Taken with the Lumix GF1 and a Leica 45mm lens. (Picture by digitalbear on Flickr).

Another advantage of DSLR cameras are replaceable lenses. Not only are they bigger (hence, offering a better image quality), they are also swappable, so depending on your motive, you can use a long lens, a regular view angle lens, or a wide angle lens. Compact cameras offer zoom functionality, but some of these are digital zoom, usually resulting in poor quality.

Compact, yet powerful

The Lumix GF1 and Minolta CLE in comparison.

The Lumix GF1 and Minolta CLE in comparison (Picture by Nokton on Flickr).

Panasonic’s new model, the Lumix GF1 stands above Nikon’s and Canon’s flagship models in the compact range. The difference is a replaceable lens, much like it’s used for DSLR cameras. But the GF1 isn’t as bulky as those, it is compact like the Minolta CLE, which came out in the eighties of the last century (and which wasn’t digital, consequently).

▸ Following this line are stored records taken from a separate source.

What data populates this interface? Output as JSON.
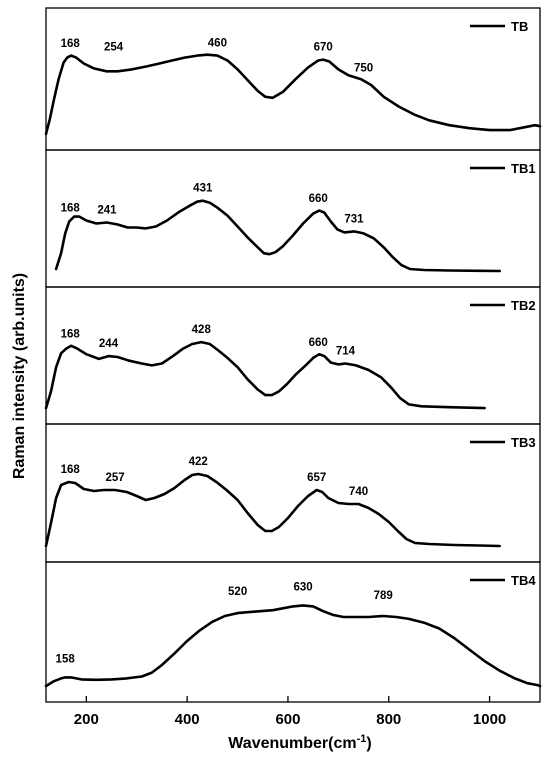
{
  "chart_data": {
    "type": "line",
    "xlabel": "Wavenumber(cm",
    "xlabel_superscript": "-1",
    "xlabel_suffix": ")",
    "ylabel": "Raman intensity (arb.units)",
    "xlim": [
      120,
      1100
    ],
    "xticks": [
      200,
      400,
      600,
      800,
      1000
    ],
    "grid": false,
    "legend_position": "top-right of each panel",
    "line_color": "#000000",
    "panels": [
      {
        "name": "TB",
        "peaks": [
          168,
          254,
          460,
          670,
          750
        ],
        "points": [
          [
            120,
            0.02
          ],
          [
            128,
            0.18
          ],
          [
            136,
            0.38
          ],
          [
            145,
            0.58
          ],
          [
            155,
            0.75
          ],
          [
            162,
            0.8
          ],
          [
            170,
            0.82
          ],
          [
            180,
            0.8
          ],
          [
            195,
            0.74
          ],
          [
            215,
            0.69
          ],
          [
            240,
            0.66
          ],
          [
            262,
            0.66
          ],
          [
            290,
            0.68
          ],
          [
            320,
            0.71
          ],
          [
            345,
            0.74
          ],
          [
            370,
            0.77
          ],
          [
            395,
            0.8
          ],
          [
            420,
            0.82
          ],
          [
            440,
            0.83
          ],
          [
            460,
            0.82
          ],
          [
            480,
            0.77
          ],
          [
            500,
            0.68
          ],
          [
            520,
            0.57
          ],
          [
            540,
            0.46
          ],
          [
            555,
            0.4
          ],
          [
            570,
            0.39
          ],
          [
            590,
            0.45
          ],
          [
            615,
            0.58
          ],
          [
            640,
            0.7
          ],
          [
            660,
            0.77
          ],
          [
            670,
            0.78
          ],
          [
            682,
            0.76
          ],
          [
            700,
            0.68
          ],
          [
            720,
            0.62
          ],
          [
            745,
            0.58
          ],
          [
            765,
            0.52
          ],
          [
            790,
            0.4
          ],
          [
            820,
            0.3
          ],
          [
            850,
            0.22
          ],
          [
            880,
            0.16
          ],
          [
            920,
            0.11
          ],
          [
            960,
            0.08
          ],
          [
            1000,
            0.06
          ],
          [
            1040,
            0.06
          ],
          [
            1070,
            0.09
          ],
          [
            1090,
            0.11
          ],
          [
            1100,
            0.1
          ]
        ]
      },
      {
        "name": "TB1",
        "peaks": [
          168,
          241,
          431,
          660,
          731
        ],
        "points": [
          [
            140,
            0.04
          ],
          [
            150,
            0.2
          ],
          [
            158,
            0.4
          ],
          [
            166,
            0.52
          ],
          [
            176,
            0.57
          ],
          [
            186,
            0.57
          ],
          [
            200,
            0.53
          ],
          [
            220,
            0.5
          ],
          [
            241,
            0.51
          ],
          [
            262,
            0.49
          ],
          [
            282,
            0.46
          ],
          [
            300,
            0.46
          ],
          [
            318,
            0.45
          ],
          [
            338,
            0.47
          ],
          [
            360,
            0.53
          ],
          [
            385,
            0.62
          ],
          [
            405,
            0.68
          ],
          [
            420,
            0.72
          ],
          [
            431,
            0.73
          ],
          [
            445,
            0.71
          ],
          [
            460,
            0.66
          ],
          [
            480,
            0.58
          ],
          [
            500,
            0.47
          ],
          [
            520,
            0.36
          ],
          [
            540,
            0.26
          ],
          [
            552,
            0.2
          ],
          [
            563,
            0.19
          ],
          [
            575,
            0.21
          ],
          [
            590,
            0.27
          ],
          [
            610,
            0.38
          ],
          [
            630,
            0.5
          ],
          [
            650,
            0.6
          ],
          [
            662,
            0.63
          ],
          [
            672,
            0.61
          ],
          [
            685,
            0.52
          ],
          [
            698,
            0.44
          ],
          [
            712,
            0.41
          ],
          [
            731,
            0.42
          ],
          [
            750,
            0.4
          ],
          [
            770,
            0.35
          ],
          [
            790,
            0.26
          ],
          [
            808,
            0.16
          ],
          [
            825,
            0.08
          ],
          [
            842,
            0.04
          ],
          [
            870,
            0.03
          ],
          [
            920,
            0.025
          ],
          [
            980,
            0.022
          ],
          [
            1020,
            0.02
          ]
        ]
      },
      {
        "name": "TB2",
        "peaks": [
          168,
          244,
          428,
          660,
          714
        ],
        "points": [
          [
            120,
            0.02
          ],
          [
            130,
            0.2
          ],
          [
            140,
            0.46
          ],
          [
            150,
            0.61
          ],
          [
            160,
            0.66
          ],
          [
            170,
            0.69
          ],
          [
            182,
            0.66
          ],
          [
            200,
            0.6
          ],
          [
            225,
            0.55
          ],
          [
            244,
            0.58
          ],
          [
            262,
            0.57
          ],
          [
            285,
            0.53
          ],
          [
            310,
            0.5
          ],
          [
            330,
            0.48
          ],
          [
            350,
            0.5
          ],
          [
            372,
            0.58
          ],
          [
            392,
            0.66
          ],
          [
            410,
            0.71
          ],
          [
            428,
            0.73
          ],
          [
            445,
            0.71
          ],
          [
            462,
            0.64
          ],
          [
            480,
            0.56
          ],
          [
            500,
            0.46
          ],
          [
            520,
            0.33
          ],
          [
            540,
            0.22
          ],
          [
            555,
            0.16
          ],
          [
            568,
            0.16
          ],
          [
            582,
            0.2
          ],
          [
            598,
            0.28
          ],
          [
            615,
            0.38
          ],
          [
            635,
            0.48
          ],
          [
            650,
            0.56
          ],
          [
            662,
            0.6
          ],
          [
            672,
            0.58
          ],
          [
            685,
            0.51
          ],
          [
            700,
            0.49
          ],
          [
            714,
            0.5
          ],
          [
            735,
            0.48
          ],
          [
            760,
            0.43
          ],
          [
            785,
            0.35
          ],
          [
            805,
            0.24
          ],
          [
            822,
            0.13
          ],
          [
            840,
            0.06
          ],
          [
            865,
            0.04
          ],
          [
            920,
            0.03
          ],
          [
            960,
            0.025
          ],
          [
            990,
            0.02
          ]
        ]
      },
      {
        "name": "TB3",
        "peaks": [
          168,
          257,
          422,
          657,
          740
        ],
        "points": [
          [
            120,
            0.02
          ],
          [
            130,
            0.25
          ],
          [
            140,
            0.5
          ],
          [
            150,
            0.63
          ],
          [
            165,
            0.66
          ],
          [
            178,
            0.65
          ],
          [
            195,
            0.59
          ],
          [
            215,
            0.57
          ],
          [
            235,
            0.58
          ],
          [
            257,
            0.58
          ],
          [
            280,
            0.56
          ],
          [
            300,
            0.52
          ],
          [
            318,
            0.48
          ],
          [
            335,
            0.5
          ],
          [
            355,
            0.54
          ],
          [
            375,
            0.6
          ],
          [
            395,
            0.68
          ],
          [
            410,
            0.73
          ],
          [
            422,
            0.74
          ],
          [
            440,
            0.72
          ],
          [
            458,
            0.66
          ],
          [
            478,
            0.58
          ],
          [
            500,
            0.48
          ],
          [
            520,
            0.35
          ],
          [
            540,
            0.23
          ],
          [
            555,
            0.17
          ],
          [
            568,
            0.17
          ],
          [
            582,
            0.21
          ],
          [
            600,
            0.3
          ],
          [
            620,
            0.42
          ],
          [
            640,
            0.52
          ],
          [
            657,
            0.58
          ],
          [
            668,
            0.56
          ],
          [
            680,
            0.5
          ],
          [
            700,
            0.45
          ],
          [
            720,
            0.44
          ],
          [
            740,
            0.44
          ],
          [
            760,
            0.4
          ],
          [
            780,
            0.34
          ],
          [
            800,
            0.26
          ],
          [
            818,
            0.17
          ],
          [
            835,
            0.09
          ],
          [
            852,
            0.05
          ],
          [
            880,
            0.04
          ],
          [
            930,
            0.03
          ],
          [
            980,
            0.025
          ],
          [
            1020,
            0.02
          ]
        ]
      },
      {
        "name": "TB4",
        "peaks": [
          158,
          520,
          630,
          789
        ],
        "points": [
          [
            120,
            0.02
          ],
          [
            135,
            0.07
          ],
          [
            150,
            0.1
          ],
          [
            158,
            0.11
          ],
          [
            170,
            0.11
          ],
          [
            190,
            0.09
          ],
          [
            220,
            0.085
          ],
          [
            250,
            0.09
          ],
          [
            280,
            0.1
          ],
          [
            310,
            0.12
          ],
          [
            330,
            0.16
          ],
          [
            350,
            0.24
          ],
          [
            375,
            0.36
          ],
          [
            400,
            0.49
          ],
          [
            425,
            0.6
          ],
          [
            450,
            0.69
          ],
          [
            475,
            0.75
          ],
          [
            500,
            0.78
          ],
          [
            520,
            0.79
          ],
          [
            545,
            0.8
          ],
          [
            570,
            0.81
          ],
          [
            590,
            0.83
          ],
          [
            610,
            0.85
          ],
          [
            630,
            0.86
          ],
          [
            650,
            0.85
          ],
          [
            670,
            0.8
          ],
          [
            690,
            0.76
          ],
          [
            710,
            0.74
          ],
          [
            735,
            0.74
          ],
          [
            760,
            0.74
          ],
          [
            789,
            0.75
          ],
          [
            815,
            0.74
          ],
          [
            840,
            0.72
          ],
          [
            870,
            0.68
          ],
          [
            900,
            0.62
          ],
          [
            930,
            0.52
          ],
          [
            960,
            0.4
          ],
          [
            990,
            0.28
          ],
          [
            1020,
            0.18
          ],
          [
            1050,
            0.1
          ],
          [
            1075,
            0.05
          ],
          [
            1095,
            0.03
          ],
          [
            1100,
            0.02
          ]
        ]
      }
    ]
  }
}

The Micro Four Thirds lens system

If you want the most compact camera solution, go for the 20mm non zoom “pancake” lens, equivalent to 40mm in 35mm terms. It works best for portraits and close ups, due to the shallow depth of focus, an image style often desired by professional photographers.

Panasonic Lumix GF1

Control the field of depth with the 20mm pancake lens. (Picture by: takuhitosotome on Flickr)

The GF1 weighs 448 gramms (with power cell) and has 12MP effective sensor resolution. Light sensitivity ranges from 100 to 3200 ISO, but noise is fairly well processed by the image engine. It can take images in RAW or JPEG format and mounts lenses like a traditional DSLR. The Lumix GF1 is based on the Micro Four Thirds system. This technology enables smaller and lighter camera bodies and lenses by simplifying the convoluted optical path required by a conventional SLR. If you want to buy the Lumix GF1 as a kit, you have the choice between a pancake 20mm lens (maximum aperture of f/1.7) or a long 14-45mm zoom lens.

Shoot HD video too

The Lumix GF1 can take 3 frames per second in continues shoot mode, but it has also video capabilities (AVCHD), creating stunningly crisp clips with cinematic style (HD video at 1280 x 720 (720p) resolution):

Within the segment of regular compact cameras, the Lumix GF1 kit stands out with a price tag of an average US$1000 in Europe and around US$850 in the US. An optional external viewfinder is priced at US$199.99. But compared to heavier DSLR models from competitors like Nikon and Canon, the GF1 comes close to an ideal choice photographers have been waiting for.